Jacques Mezard moved from the Agriculture Ministry to the territorial planning ministry vacated by Macron's right-hand man Richard Ferrand earlier this week. Macron loyalist Stephane Travert took over the agriculture portfolio.
Macron's reshuffle, tapping more people from the non-political world, reflects the profile of many of his newly elected members of parliament.
It also keeps a fragile balance of people from left, right and centre and has one more women than men.
The reshuffle came after a group of ministers from an affiliated centrist party, MoDem, resigned over allegations the party misused European parliamentary funds.
Those who departed the justice and defence ministries were, respectively, Francois Bayrou, MoDem party leader, and Sylvie Goulard - who had been seen as a key plank of Macron's plan for closer ties with Germany.
Bayrou, a Macron ally since endorsing his centrist bid for the presidency in February, said he quit to protect the government from the scandal that has engulfed him.
"I will stand by the president and faithfully support him with a political and personal understanding that is dear to me," Bayrou told journalists.
His centre-right party is embroiled in a judicial probe into claims it misused EU parliamentary funds, and its importance as a Macron ally waned after his Republic on the Move (LREM) party won a big majority in Sunday's parliamentary election.
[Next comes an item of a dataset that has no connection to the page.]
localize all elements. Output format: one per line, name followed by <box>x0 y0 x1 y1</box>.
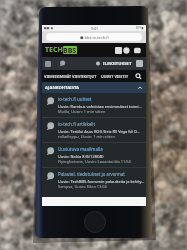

The majority is so large that Macron does not need MoDem to get planned pro-business labour reforms through parliament.
Earlier on Wednesday his camp was in upbeat mood.
"It simplifies things," government spokesman Christophe Castaner said on Europe 1 radio. "We have a majority after Sunday's big win and we have the wherewithal to govern. So now it's time to get to work."
MoDem's departure, however, risks unbalancing Macron's carefully crafted government of the left, right and centre, which broke with convention as he extended his support base.
But in a further sign of how Macron has dismantled France's traditional left-right divide, a lawmaker from the main conservative Republicans party said he was forming a splinter group that would back the president on some reforms.
"We're working on the creation of ... a new force in parliament," Thierry Solere told reporters, adding that the roughly 40-strong group would include Republicans and legislators from the Union of Democrats and Independents.
Macron's LREM won 308 seats in the 577-strong National Assembly on Sunday, while MoDem gained 42.
Goulard, a European expert well known in Brussels and Berlin, had emphasised her pro-EU push and desire to work towards greater defence integration.
"No other French politician knew how to talk to the Germans in quite the same way. With her goes the hope of more integration in the defence sector. At least for now," said Britain-based think-tank Eurointelligence.